Ora, perchè vi parlo di questo mio hobby personale? Semplicemente perchè penso che il lavoro psicoterapeutico possa ricordare il lavoro creativo di recupero di materiale, in questo caso emozioni e ricordi, dando ad essi nuovo significato e una nuova collocazione. Nel bene o nel male noi siamo frutto di innumerevoli esperienze: non tutte però riescono a trovare una collocazione nella nostra vita e così si accumulano, nell’attesa di essere elaborate in qualche maniera, sperando di trovare un posto nel nostro speciale armadio che è l’inconscio.
A volte questo processo va a buon fine, altre volte questi elementi non riescono proprio a trovare una sistemazione, generando una serie di disagi per la persona sotto forma di ansia, paura, rabbia, facendoci perdere il controllo della nostra vita.
Ed ecco quindi che possiamo ricorrere all’immagine del junk journal, costruendo con lo psicoterapeuta un diario immaginario, composto da tutte quelle parti che al momento non hanno uno scopo e continuano a girare tormentandoci. Potremmo cercare di ignorarle, potremmo fare finta che non sia mai esistite, ma quelle emozioni sono presenti e spiacevolmente attuali e dargli un nuovo valore o semplicemente accettare che facciano parte della nostra storia è come tenere tra le mani delle cartoline ormai scolorite o un vecchio abito.

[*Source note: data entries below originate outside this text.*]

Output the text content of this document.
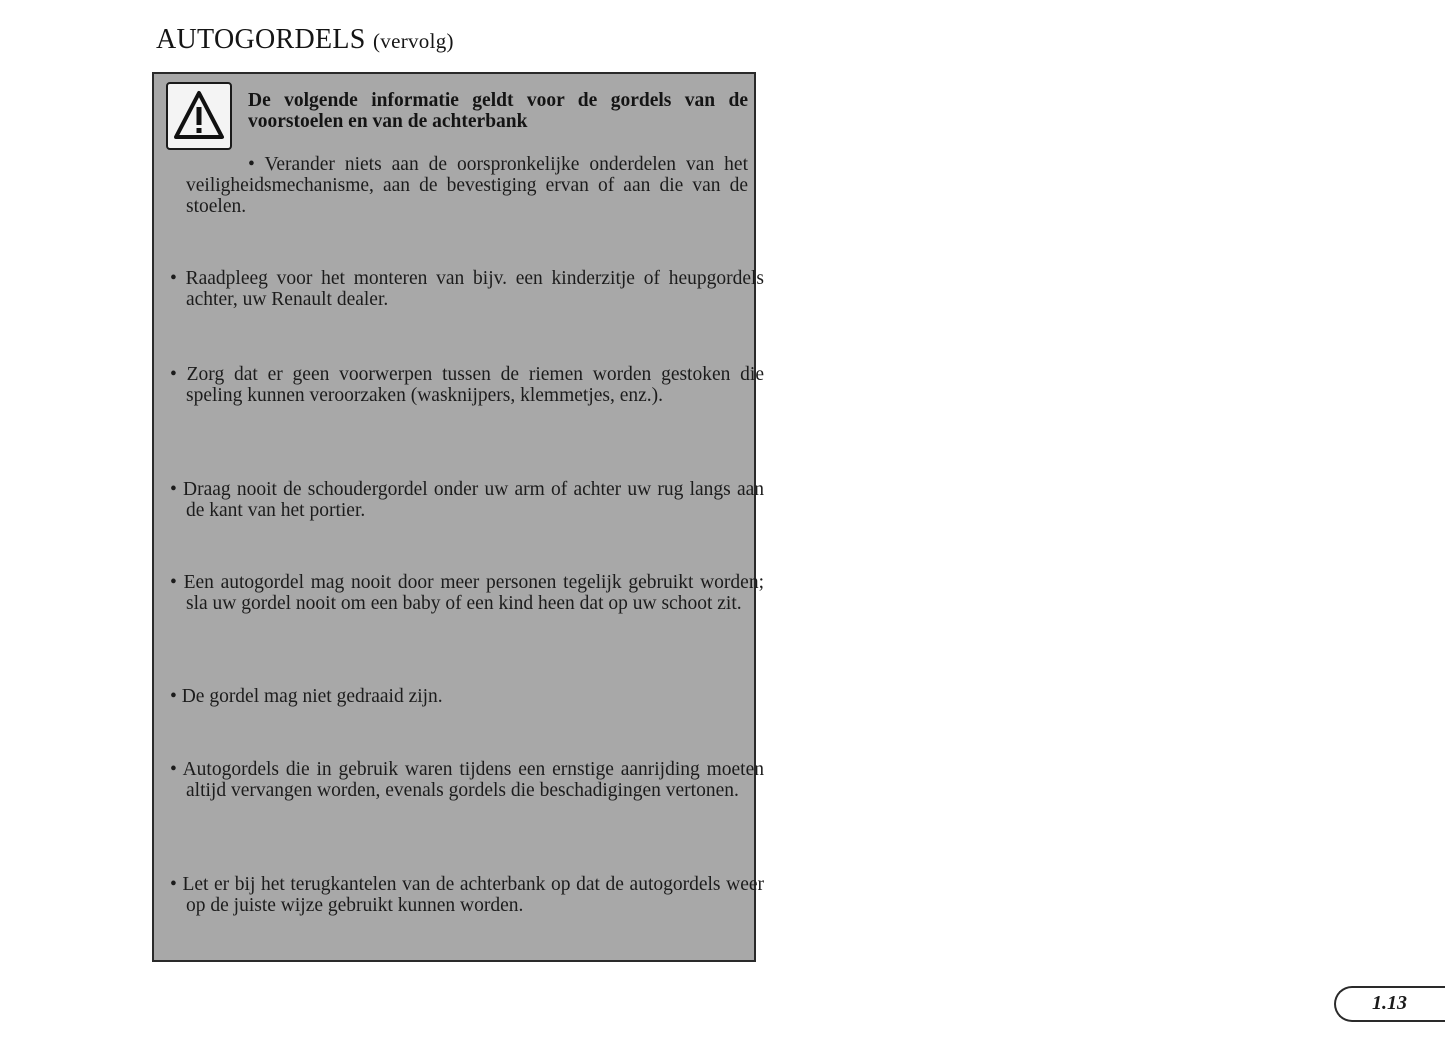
AUTOGORDELS (vervolg)
De volgende informatie geldt voor de gordels van de voorstoelen en van de achterbank
• Verander niets aan de oorspronkelijke onderdelen van het veiligheidsmechanisme, aan de bevestiging ervan of aan die van de stoelen.
• Raadpleeg voor het monteren van bijv. een kinderzitje of heupgordels achter, uw Renault dealer.
• Zorg dat er geen voorwerpen tussen de riemen worden gestoken die speling kunnen veroorzaken (wasknijpers, klemmetjes, enz.).
• Draag nooit de schoudergordel onder uw arm of achter uw rug langs aan de kant van het portier.
• Een autogordel mag nooit door meer personen tegelijk gebruikt worden; sla uw gordel nooit om een baby of een kind heen dat op uw schoot zit.
• De gordel mag niet gedraaid zijn.
• Autogordels die in gebruik waren tijdens een ernstige aanrijding moeten altijd vervangen worden, evenals gordels die beschadigingen vertonen.
• Let er bij het terugkantelen van de achterbank op dat de autogordels weer op de juiste wijze gebruikt kunnen worden.
1.13
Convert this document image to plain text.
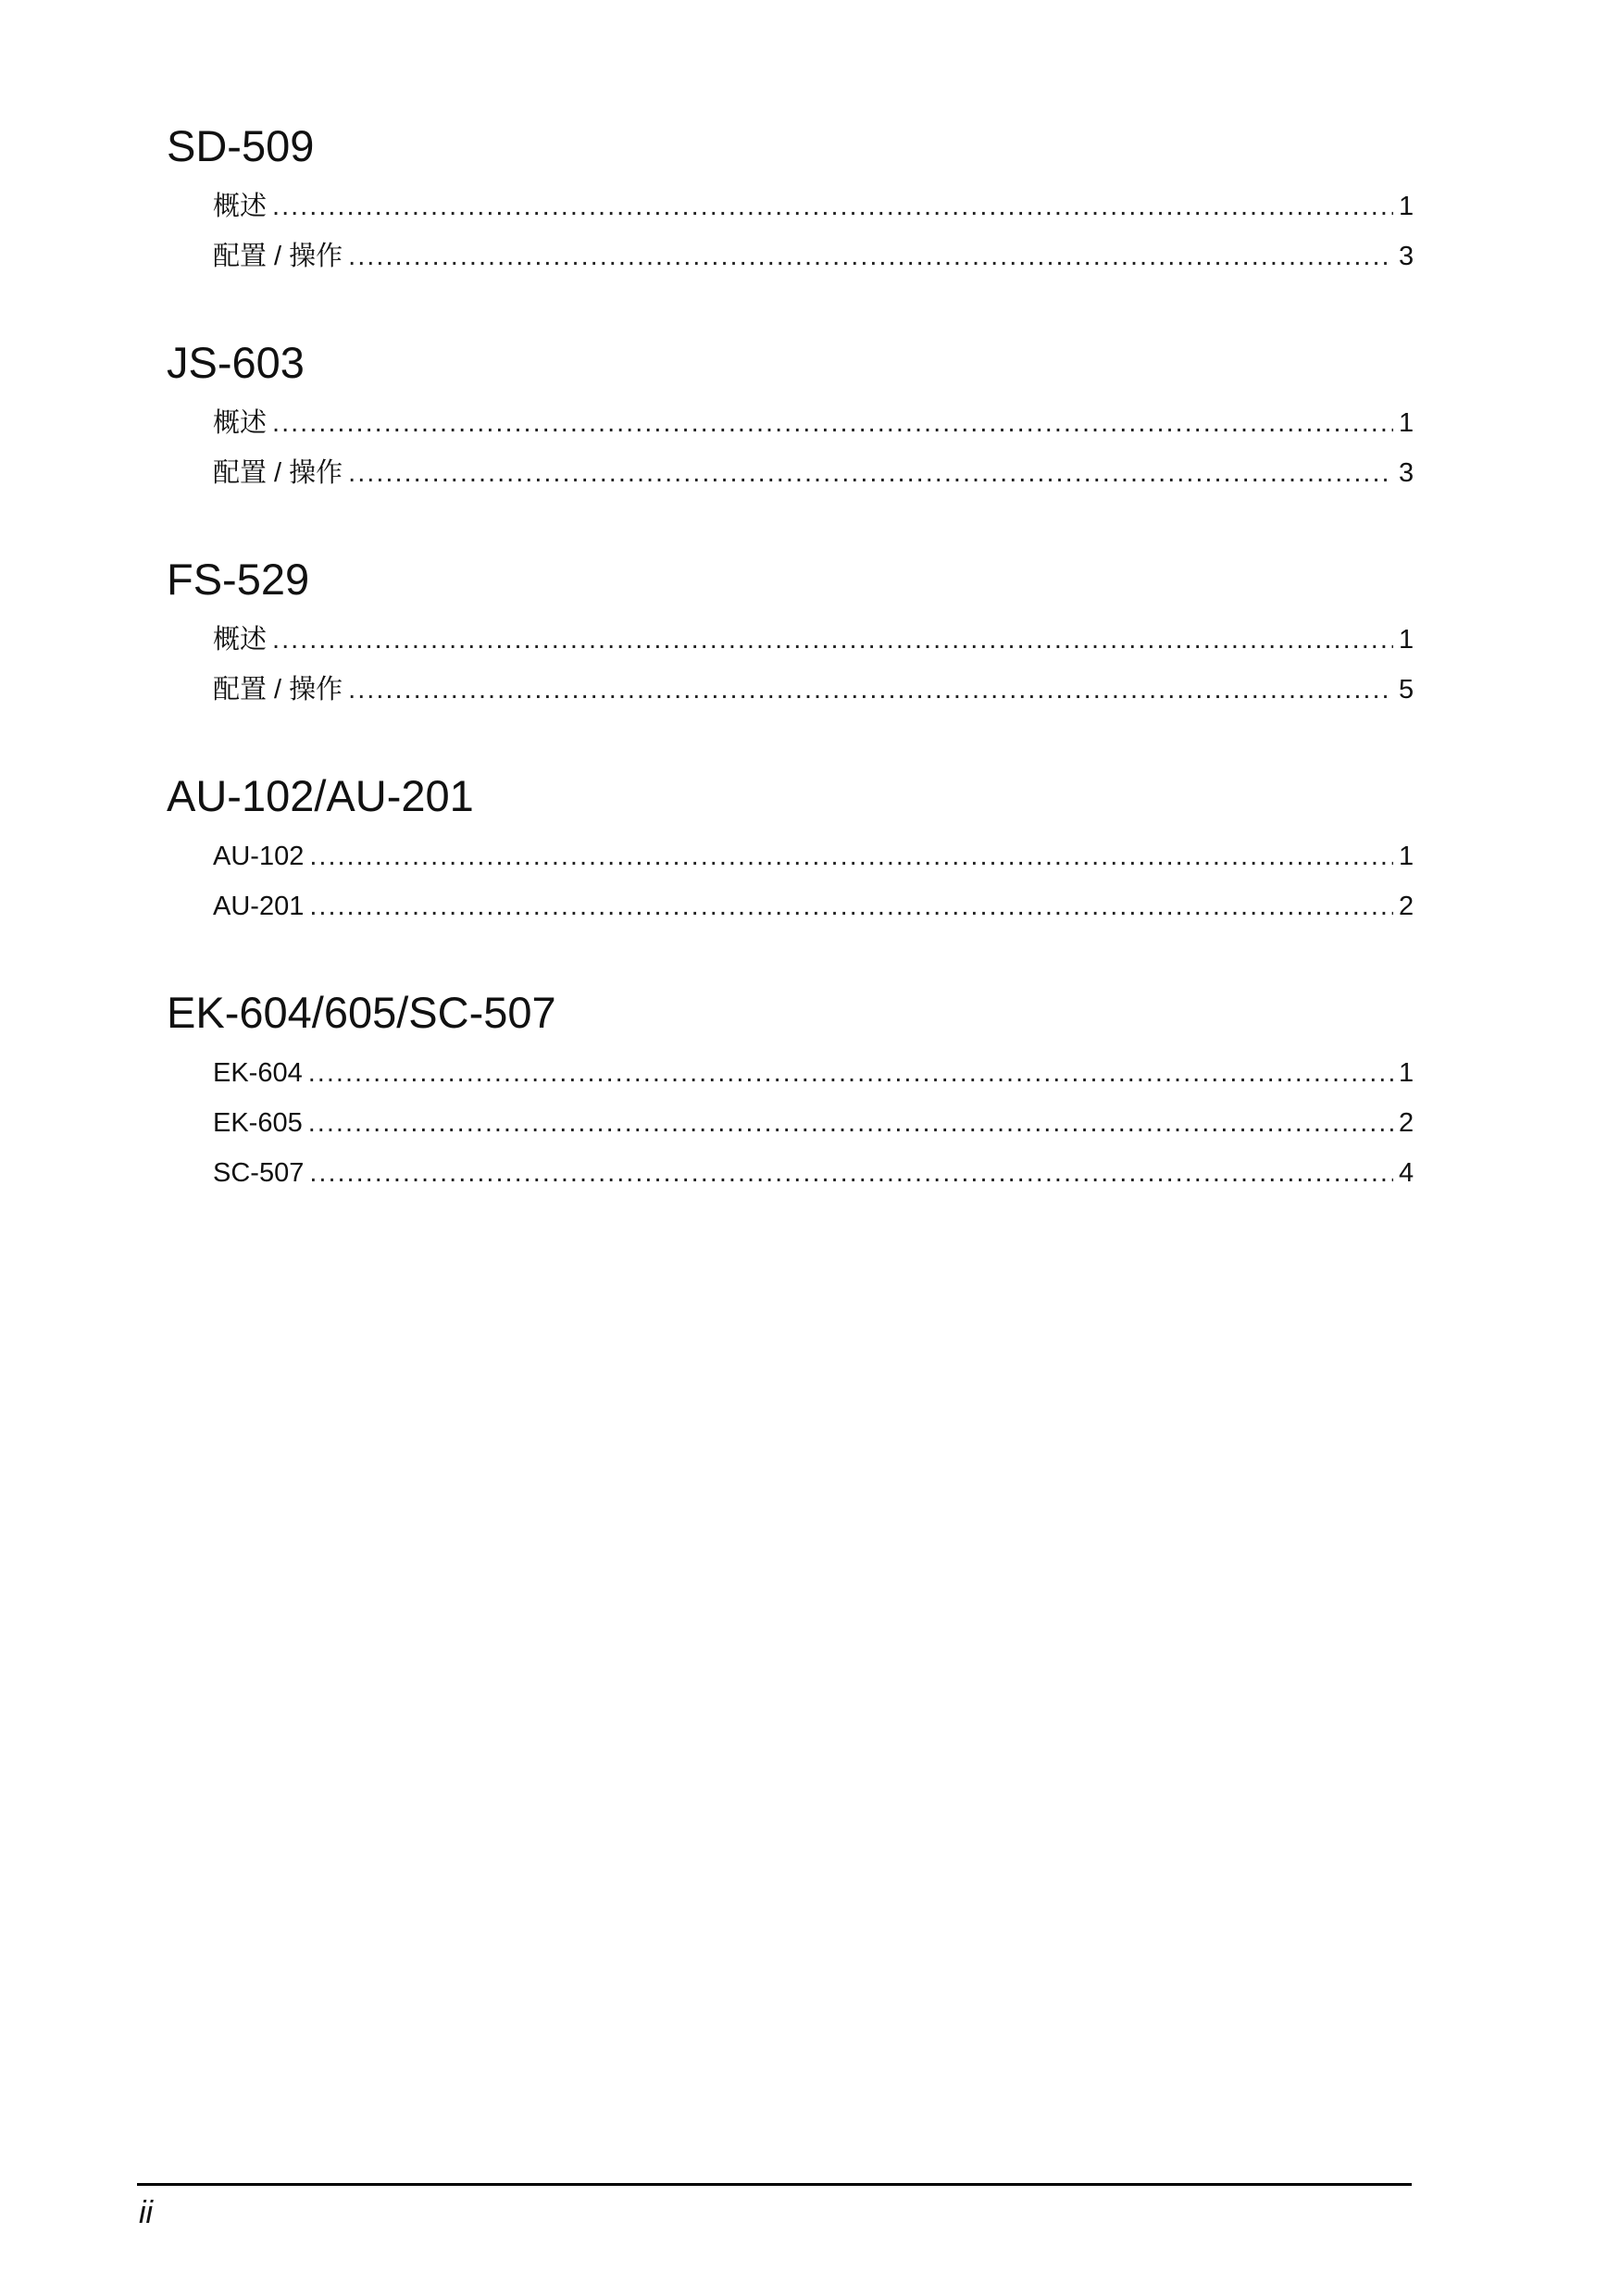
SD-509
概述 .....	1
配置 / 操作 .....	3
JS-603
概述 .....	1
配置 / 操作 .....	3
FS-529
概述 .....	1
配置 / 操作 .....	5
AU-102/AU-201
AU-102 .....	1
AU-201 .....	2
EK-604/605/SC-507
EK-604 .....	1
EK-605 .....	2
SC-507 .....	4
ii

Possiamo toccarlo, soppesarlo e chiederci
“Devo davvero buttarlo nella spazzatura o posso farci qualcosa?”
“Può diventare utile al mio diario oppure devo accettare che non possa essere più utilizzato in alcun modo?”
“Riprendere in mano” un ricordo spiacevole, un’esperienza dolorosa, poterla di nuovo valutare, ma con la consapevolezza di non essere soli in questo processo, è difficile, ma non impossibile: di certo si tratta di un percorso che vale la pena seguire.